Unusual split in Iowa delegation as House scraps wasteful jet engine funding

In a surprising victory for common sense over lobbying by major defense contractor General Electric, the House of Representatives on February 16 scrapped funding for an F-35 Joint Strike Fighter backup engine the Pentagon doesn’t want.  The amendment to the continuing resolution on defense funding for the current fiscal year passed on an unusual bipartisan vote; 123 Democrats and 110 Republicans voted to kill the $450 million appropriation, while 130 Republicans and 68 Democrats voted to keep money for the jet engine in the bill (roll call). Democrat Bruce Braley (IA-01) was the only member of the Iowa House delegation to vote for ending the funding. He should cite this vote as evidence that he is serious about tackling government waste. Democrats Dave Loebsack (IA-02) and Leonard Boswell (IA-03) and Republicans Tom Latham (IA-04) and Steve King (IA-05) all voted against the amendment. They should explain why they want to spend $450 million this fiscal year to continue a program that Defense Secretary Robert Gates has called “a waste of nearly $3 billion.”

Loebsack serves on the House Armed Services Committee. Boswell used to serve on that committee but no longer does in the new Congress.

In other Congressional news, the U.S. Senate approved a three-month extension for controversial PATRIOT Act provisions on February 15 by a vote of 86 to 12. Senator Chuck Grassley voted yes, as did all but two of his Republican colleagues. Senator Tom Harkin was among ten members of the Democratic caucus to vote no (roll call).

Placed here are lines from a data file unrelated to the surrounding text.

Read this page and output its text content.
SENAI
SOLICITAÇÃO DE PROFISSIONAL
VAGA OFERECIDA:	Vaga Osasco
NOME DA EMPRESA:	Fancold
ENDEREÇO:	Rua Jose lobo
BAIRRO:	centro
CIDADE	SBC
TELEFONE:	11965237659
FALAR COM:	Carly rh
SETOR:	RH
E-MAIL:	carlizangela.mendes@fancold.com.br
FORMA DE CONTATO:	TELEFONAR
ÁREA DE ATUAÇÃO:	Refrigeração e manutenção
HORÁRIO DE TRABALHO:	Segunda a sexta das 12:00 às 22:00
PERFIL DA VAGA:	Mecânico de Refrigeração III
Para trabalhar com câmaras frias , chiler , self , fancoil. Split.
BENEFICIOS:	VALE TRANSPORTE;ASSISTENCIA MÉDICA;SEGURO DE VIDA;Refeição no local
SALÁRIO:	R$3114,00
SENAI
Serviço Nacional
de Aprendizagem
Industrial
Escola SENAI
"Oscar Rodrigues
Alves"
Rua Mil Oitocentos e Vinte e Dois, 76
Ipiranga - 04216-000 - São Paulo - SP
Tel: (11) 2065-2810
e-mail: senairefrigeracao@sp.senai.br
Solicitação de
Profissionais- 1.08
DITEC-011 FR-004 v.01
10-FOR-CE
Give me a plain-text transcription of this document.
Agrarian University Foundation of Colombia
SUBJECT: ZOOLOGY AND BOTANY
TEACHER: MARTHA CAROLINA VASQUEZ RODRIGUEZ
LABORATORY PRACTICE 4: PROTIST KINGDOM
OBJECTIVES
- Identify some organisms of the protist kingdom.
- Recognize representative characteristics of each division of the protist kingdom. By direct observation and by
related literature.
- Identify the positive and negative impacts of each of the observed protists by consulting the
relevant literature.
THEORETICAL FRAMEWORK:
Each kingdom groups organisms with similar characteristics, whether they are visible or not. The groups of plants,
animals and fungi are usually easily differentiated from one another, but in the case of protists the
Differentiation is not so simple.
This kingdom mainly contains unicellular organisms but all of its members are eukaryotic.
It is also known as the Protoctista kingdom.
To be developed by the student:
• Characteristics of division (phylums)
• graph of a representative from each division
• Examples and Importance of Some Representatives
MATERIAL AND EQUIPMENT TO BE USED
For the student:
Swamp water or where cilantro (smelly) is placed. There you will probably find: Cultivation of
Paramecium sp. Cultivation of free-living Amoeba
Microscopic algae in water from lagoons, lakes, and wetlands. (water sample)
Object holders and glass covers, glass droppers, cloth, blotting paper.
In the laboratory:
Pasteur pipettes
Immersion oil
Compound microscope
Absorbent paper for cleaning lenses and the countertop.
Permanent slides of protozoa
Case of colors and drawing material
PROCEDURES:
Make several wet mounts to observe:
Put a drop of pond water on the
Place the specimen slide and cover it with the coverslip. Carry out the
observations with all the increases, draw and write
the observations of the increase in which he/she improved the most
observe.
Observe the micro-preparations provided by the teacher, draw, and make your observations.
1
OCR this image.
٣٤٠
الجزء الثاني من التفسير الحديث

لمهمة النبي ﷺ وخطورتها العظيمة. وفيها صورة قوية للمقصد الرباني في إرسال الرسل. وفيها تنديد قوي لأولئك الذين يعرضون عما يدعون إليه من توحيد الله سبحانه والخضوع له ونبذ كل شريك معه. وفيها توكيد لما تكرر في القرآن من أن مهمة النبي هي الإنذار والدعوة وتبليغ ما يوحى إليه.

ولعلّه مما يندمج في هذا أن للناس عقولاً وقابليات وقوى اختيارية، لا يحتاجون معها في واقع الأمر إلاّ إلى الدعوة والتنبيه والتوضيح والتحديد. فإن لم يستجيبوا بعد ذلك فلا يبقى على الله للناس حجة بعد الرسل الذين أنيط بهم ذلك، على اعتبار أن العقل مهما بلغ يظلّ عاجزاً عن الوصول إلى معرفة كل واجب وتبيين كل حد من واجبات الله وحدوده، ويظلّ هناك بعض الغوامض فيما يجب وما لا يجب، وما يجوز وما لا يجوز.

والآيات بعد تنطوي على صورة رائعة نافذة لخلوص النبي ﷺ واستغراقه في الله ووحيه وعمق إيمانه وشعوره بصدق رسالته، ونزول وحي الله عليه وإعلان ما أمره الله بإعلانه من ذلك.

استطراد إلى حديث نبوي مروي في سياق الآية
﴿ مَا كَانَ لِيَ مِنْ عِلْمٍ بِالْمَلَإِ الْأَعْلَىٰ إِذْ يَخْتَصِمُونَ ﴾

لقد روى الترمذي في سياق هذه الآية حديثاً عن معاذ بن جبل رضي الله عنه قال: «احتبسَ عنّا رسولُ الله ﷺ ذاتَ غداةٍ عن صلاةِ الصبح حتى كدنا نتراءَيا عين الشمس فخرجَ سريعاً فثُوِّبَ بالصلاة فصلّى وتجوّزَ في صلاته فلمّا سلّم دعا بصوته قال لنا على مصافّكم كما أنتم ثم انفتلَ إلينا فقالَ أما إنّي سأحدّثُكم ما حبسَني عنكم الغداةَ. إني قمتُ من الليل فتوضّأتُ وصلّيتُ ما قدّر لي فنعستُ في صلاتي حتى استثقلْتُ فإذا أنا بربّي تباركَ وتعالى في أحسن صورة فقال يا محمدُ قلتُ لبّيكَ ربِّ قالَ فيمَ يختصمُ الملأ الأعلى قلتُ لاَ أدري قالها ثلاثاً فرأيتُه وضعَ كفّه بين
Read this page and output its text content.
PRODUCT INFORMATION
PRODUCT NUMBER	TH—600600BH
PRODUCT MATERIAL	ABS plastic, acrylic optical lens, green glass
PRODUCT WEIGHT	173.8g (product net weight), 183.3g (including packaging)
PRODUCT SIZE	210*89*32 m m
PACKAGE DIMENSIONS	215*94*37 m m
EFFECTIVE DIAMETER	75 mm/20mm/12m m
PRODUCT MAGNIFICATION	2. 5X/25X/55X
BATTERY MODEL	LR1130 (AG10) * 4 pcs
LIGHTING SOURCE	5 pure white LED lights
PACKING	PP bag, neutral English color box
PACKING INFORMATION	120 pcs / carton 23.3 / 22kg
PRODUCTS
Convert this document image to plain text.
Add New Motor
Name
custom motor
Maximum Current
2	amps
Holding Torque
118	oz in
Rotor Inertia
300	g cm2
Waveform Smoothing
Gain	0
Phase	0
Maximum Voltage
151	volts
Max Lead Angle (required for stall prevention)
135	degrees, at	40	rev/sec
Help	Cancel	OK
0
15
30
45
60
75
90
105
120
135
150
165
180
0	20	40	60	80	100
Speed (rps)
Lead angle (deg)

Harkin’s office did not issue a statement on this vote and did not respond to my request for comment, so I don’t know whether he is against all efforts to extend those controversial PATRIOT Act provisions, or whether he would support Senator Pat Leahy’s bill to extend the provisions through 2013 with “additional safeguards to the act which would provide for increased oversight of U.S. Intelligence gathering tools.” Grassley has introduced a rival Senate bill that would permanently extend the government surveillance powers.  

  • Funny

    It’s funny how so many of our Republican friends will fight and claw for a defense contract because it creates manufacturing jobs, but when a textile or furniture company leaves town, “well that’s just the market speaking.”